Biology is going large. With the advent of next generation (and third generation) genome sequencing and along with it an explosion in the amount of biological data being produced daily, scientists are now playing with terabytes or even petabytes (lots and lots of zeros) of data at a time. It would take infinite infinities for a single person to analyse this digital abundance.
Even with the biggest and best supercomputers in the world, there isn’t enough time to analyse all of this data - and anyway, just what are we looking for and why?
This is where bioinformaticians come in - and we have loads at EI, so we asked them what bioinformatics actually means, what it is and what it isn’t...
Digital biology requires large HPC infrastructure for big data analysis
What is bioinformatics?
"The use of informatics to answer biological questions."
Alice Minotto kicked us off with the broadest of descriptions, but one which opens up the term nicely.
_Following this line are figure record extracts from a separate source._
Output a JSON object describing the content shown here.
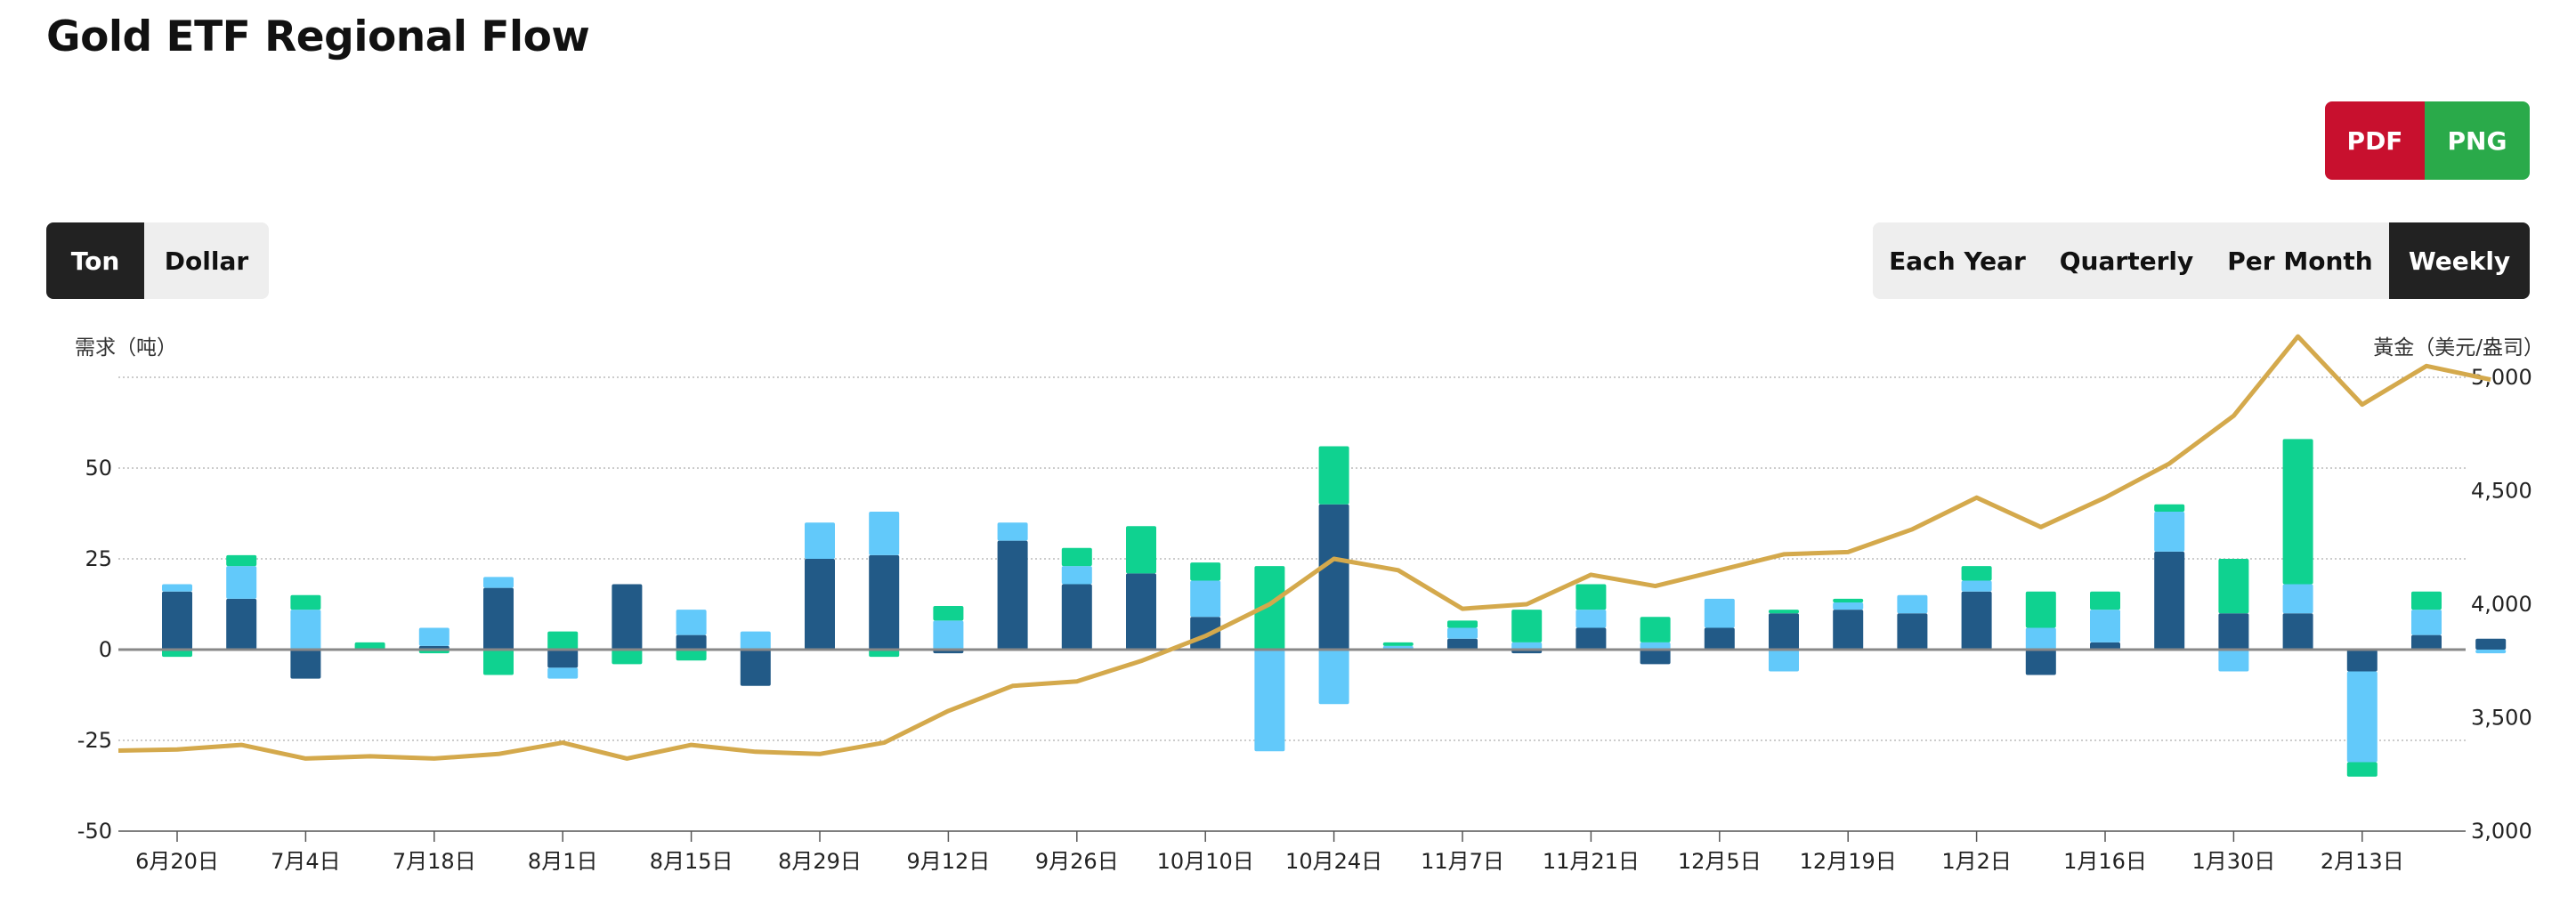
{
  "title": "Gold ETF Regional Flow",
  "export": {
    "pdf_label": "PDF",
    "png_label": "PNG",
    "pdf_color": "#c8102e",
    "png_color": "#2aaa4a"
  },
  "unit_toggle": {
    "options": [
      "Ton",
      "Dollar"
    ],
    "selected": "Ton"
  },
  "period_toggle": {
    "options": [
      "Each Year",
      "Quarterly",
      "Per Month",
      "Weekly"
    ],
    "selected": "Weekly"
  },
  "chart_data": {
    "type": "bar",
    "stacked": true,
    "left_axis": {
      "label": "需求（吨）",
      "ylim": [
        -50,
        75
      ],
      "ticks": [
        -50,
        -25,
        0,
        25,
        50
      ]
    },
    "right_axis": {
      "label": "黃金（美元/盎司）",
      "ylim": [
        3000,
        5000
      ],
      "ticks": [
        3000,
        3500,
        4000,
        4500,
        5000
      ]
    },
    "x_ticks": [
      "6月20日",
      "7月4日",
      "7月18日",
      "8月1日",
      "8月15日",
      "8月29日",
      "9月12日",
      "9月26日",
      "10月10日",
      "10月24日",
      "11月7日",
      "11月21日",
      "12月5日",
      "12月19日",
      "1月2日",
      "1月16日",
      "1月30日",
      "2月13日"
    ],
    "grid": true,
    "colors": {
      "dark_blue": "#225a87",
      "light_blue": "#62c9fa",
      "green": "#0fd290",
      "gold_line": "#d4a94c",
      "zero_line": "#888888"
    },
    "periods": 37,
    "series": [
      {
        "color": "dark_blue",
        "values": [
          16,
          14,
          -8,
          0,
          1,
          17,
          -5,
          18,
          4,
          -10,
          25,
          26,
          -1,
          30,
          18,
          21,
          9,
          0,
          40,
          0,
          3,
          -1,
          6,
          -4,
          6,
          10,
          11,
          10,
          16,
          -7,
          2,
          27,
          10,
          10,
          -6,
          4,
          3
        ]
      },
      {
        "color": "light_blue",
        "values": [
          2,
          9,
          11,
          0,
          5,
          3,
          -3,
          0,
          7,
          5,
          10,
          12,
          8,
          5,
          5,
          0,
          10,
          -28,
          -15,
          1,
          3,
          2,
          5,
          2,
          8,
          -6,
          2,
          5,
          3,
          6,
          9,
          11,
          -6,
          8,
          -25,
          7,
          -1
        ]
      },
      {
        "color": "green",
        "values": [
          -2,
          3,
          4,
          2,
          -1,
          -7,
          5,
          -4,
          -3,
          0,
          0,
          -2,
          4,
          0,
          5,
          13,
          5,
          23,
          16,
          1,
          2,
          9,
          7,
          7,
          0,
          1,
          1,
          0,
          4,
          10,
          5,
          2,
          15,
          40,
          -4,
          5,
          0
        ]
      },
      {
        "type": "line",
        "axis": "right",
        "color": "gold_line",
        "values": [
          3360,
          3380,
          3320,
          3330,
          3320,
          3340,
          3390,
          3320,
          3380,
          3350,
          3340,
          3390,
          3530,
          3640,
          3660,
          3750,
          3860,
          4000,
          4200,
          4150,
          3980,
          4000,
          4130,
          4080,
          4150,
          4220,
          4230,
          4330,
          4470,
          4340,
          4470,
          4620,
          4830,
          5180,
          4880,
          5050,
          4990
        ]
      }
    ]
  }
}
Information is key.
Indeed, Jose De Vega added a little more…
"Bioinformatics is a research field that uses computational experiments to find answers to biological hypotheses and observations relying - typically - on a lot of data [“big data”, if you will] for enough power."
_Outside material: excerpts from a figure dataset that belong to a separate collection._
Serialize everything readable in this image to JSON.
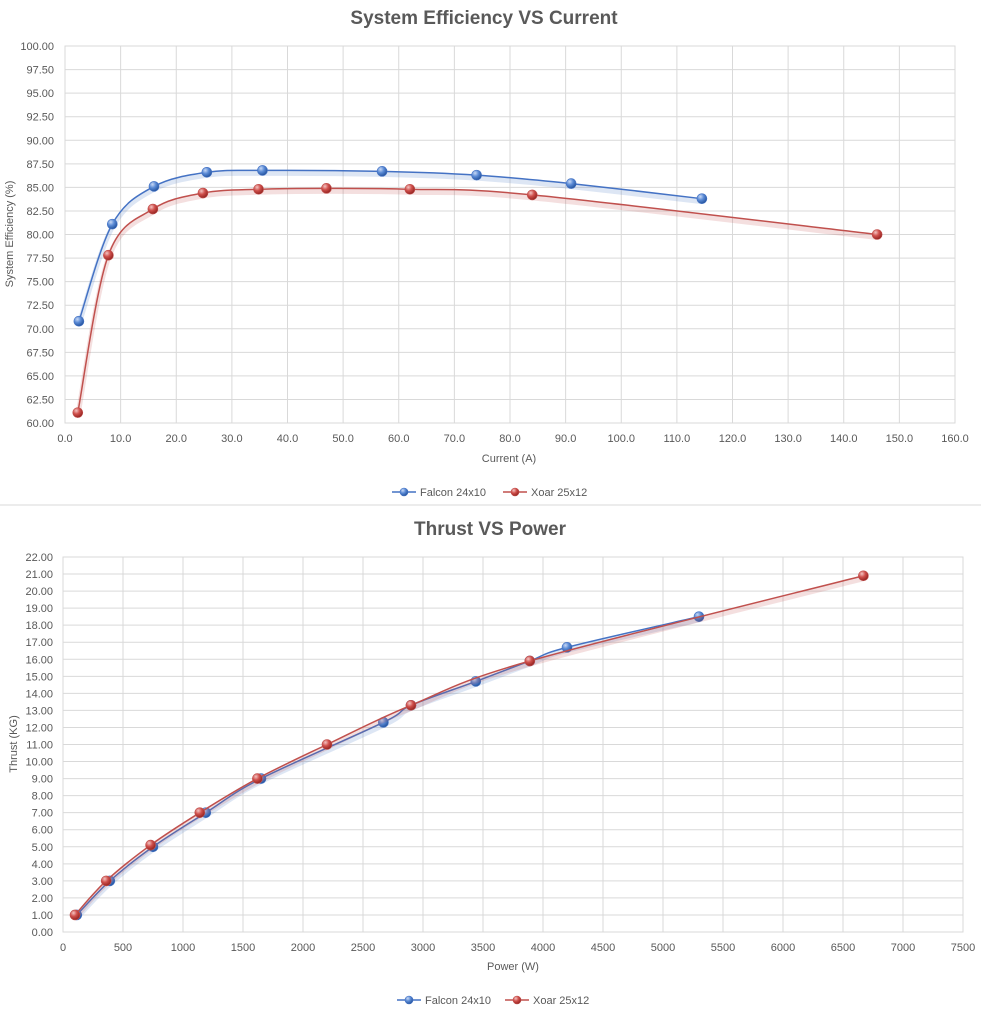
{
  "chart_data": [
    {
      "type": "line",
      "title": "System Efficiency VS Current",
      "xlabel": "Current (A)",
      "ylabel": "System Efficiency (%)",
      "xlim": [
        0,
        160
      ],
      "ylim": [
        60,
        100
      ],
      "x_ticks": [
        "0.0",
        "10.0",
        "20.0",
        "30.0",
        "40.0",
        "50.0",
        "60.0",
        "70.0",
        "80.0",
        "90.0",
        "100.0",
        "110.0",
        "120.0",
        "130.0",
        "140.0",
        "150.0",
        "160.0"
      ],
      "y_ticks": [
        "60.00",
        "62.50",
        "65.00",
        "67.50",
        "70.00",
        "72.50",
        "75.00",
        "77.50",
        "80.00",
        "82.50",
        "85.00",
        "87.50",
        "90.00",
        "92.50",
        "95.00",
        "97.50",
        "100.00"
      ],
      "grid": true,
      "legend": "bottom",
      "smooth": true,
      "series": [
        {
          "name": "Falcon 24x10",
          "color": "#4472c4",
          "x": [
            2.5,
            8.5,
            16.0,
            25.5,
            35.5,
            57.0,
            74.0,
            91.0,
            114.5
          ],
          "y": [
            70.8,
            81.1,
            85.1,
            86.6,
            86.8,
            86.7,
            86.3,
            85.4,
            83.8
          ]
        },
        {
          "name": "Xoar 25x12",
          "color": "#c0504d",
          "x": [
            2.3,
            7.8,
            15.8,
            24.8,
            34.8,
            47.0,
            62.0,
            84.0,
            146.0
          ],
          "y": [
            61.1,
            77.8,
            82.7,
            84.4,
            84.8,
            84.9,
            84.8,
            84.2,
            80.0
          ]
        }
      ]
    },
    {
      "type": "line",
      "title": "Thrust VS Power",
      "xlabel": "Power (W)",
      "ylabel": "Thrust (KG)",
      "xlim": [
        0,
        7500
      ],
      "ylim": [
        0,
        22
      ],
      "x_ticks": [
        "0",
        "500",
        "1000",
        "1500",
        "2000",
        "2500",
        "3000",
        "3500",
        "4000",
        "4500",
        "5000",
        "5500",
        "6000",
        "6500",
        "7000",
        "7500"
      ],
      "y_ticks": [
        "0.00",
        "1.00",
        "2.00",
        "3.00",
        "4.00",
        "5.00",
        "6.00",
        "7.00",
        "8.00",
        "9.00",
        "10.00",
        "11.00",
        "12.00",
        "13.00",
        "14.00",
        "15.00",
        "16.00",
        "17.00",
        "18.00",
        "19.00",
        "20.00",
        "21.00",
        "22.00"
      ],
      "grid": true,
      "legend": "bottom",
      "smooth": true,
      "series": [
        {
          "name": "Falcon 24x10",
          "color": "#4472c4",
          "x": [
            115,
            390,
            750,
            1190,
            1650,
            2670,
            2900,
            3440,
            3890,
            4200,
            5300
          ],
          "y": [
            1.0,
            3.0,
            5.0,
            7.0,
            9.0,
            12.3,
            13.3,
            14.7,
            15.9,
            16.7,
            18.5
          ]
        },
        {
          "name": "Xoar 25x12",
          "color": "#c0504d",
          "x": [
            100,
            360,
            730,
            1140,
            1620,
            2200,
            2900,
            3890,
            6670
          ],
          "y": [
            1.0,
            3.0,
            5.1,
            7.0,
            9.0,
            11.0,
            13.3,
            15.9,
            20.9
          ]
        }
      ]
    }
  ]
}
Another of our colleagues, who chose not to be named lest their comment be deemed utterly too controversial, told us that “big data” is misleading. What farmers, industry and breeders want is information.”
Maybe it’s hard to prize apart the difference between “data” and “information.” However, data can be described as “facts and statistics collected together for reference or analysis”, whereas information is more like “facts provided or learned about something or someone”.
So information means we’ve learned something. Meaning among the data.
Finding meaning in big data is one of the many roles of a bioinformatician. Using this meaningful information to answer biological questions, or even to ask new ones, from assembling genomes and understanding the role of genes and other genetic elements in developmental biology through to the interactions within and between cells, tissues, organisms and ecosystems, seems a pretty good description of what bioinformatics is.
Bioinformatics uses high performance computing to assemble genomic data and understand gene function
When you say bioinformatics do you include computational biology or do you separate this?
How do we even analyse all that data though?
It’s all well and good having all of this information, but hardware is just the start. To actually find the answers to those biological questions, we need software. Ben Ward chipped in with a more detailed description of bioinformatics, which nicely summarises the different approaches that are taken in institutes such as EI.
"The quickest answer is to quote the Wikipedia article first paragraph:"
Bioinformatics is an interdisciplinary field that develops methods and software tools for understanding biological data. As an interdisciplinary field of science, bioinformatics combines biology, computer science, mathematics and statistics to analyze and interpret biological data.
"However! Not everyone who calls themselves a bioinformatician necessarily fits that description."
"Some of us, like those in the Clavijo group fit to the definition where it states 'that develops methods and software tools for understanding biological data' - we develop and test methods, release tools and try to push these forward. The aim being to increase our capacity to analyse ever more complex sets of data, and more complex processes."
"But there are other people who would self-describe as a bioinformatician, and what they do is more accurately described as applying said tools and methods to some dataset(s) of interest, in order to learn something about their biological system of interest. Maybe they write some novel scripts that chain tools together like some kind of glue code, but they are not necessarily developing new methods."
"Then there’s the people somewhere in between those two"
Bioinformatics combines biology, computer science, mathematics and statistics to analyse and interpret biological data
The latest buzz
We’ll leave the last word to Paul Bailey. Machine learning and artificial intelligence are, as Paul says, “the latest buzz.” But let’s face it, even the speediest of computers need a little help from squishy brains, and will long into our cyborg-laden future.
"Bioinformatics IS the analysis of biological data with computer software programs. The programs use one or more algorithms to analyse a particular data type in a procedural manner."
"Bioinformatics is NOT biological information – use Wikipedia for that, or now, much information can be found in the learned literature as open access articles - it’s FREE, as are online courses on how to analyse all that biological information and data - who needs university?!"
"And if you want to throw in artificial intelligence into the mix – the latest buzz – it might be able to generate all those hypotheses you will need to analyse all that data – just pop into https://iris.ai to see – BUT watch out. It doesn’t start analysing all the data for you. That IS bioinformatics."
Even the speediest of computers need a little help from squishy brains, and will long into our cyborg-laden future.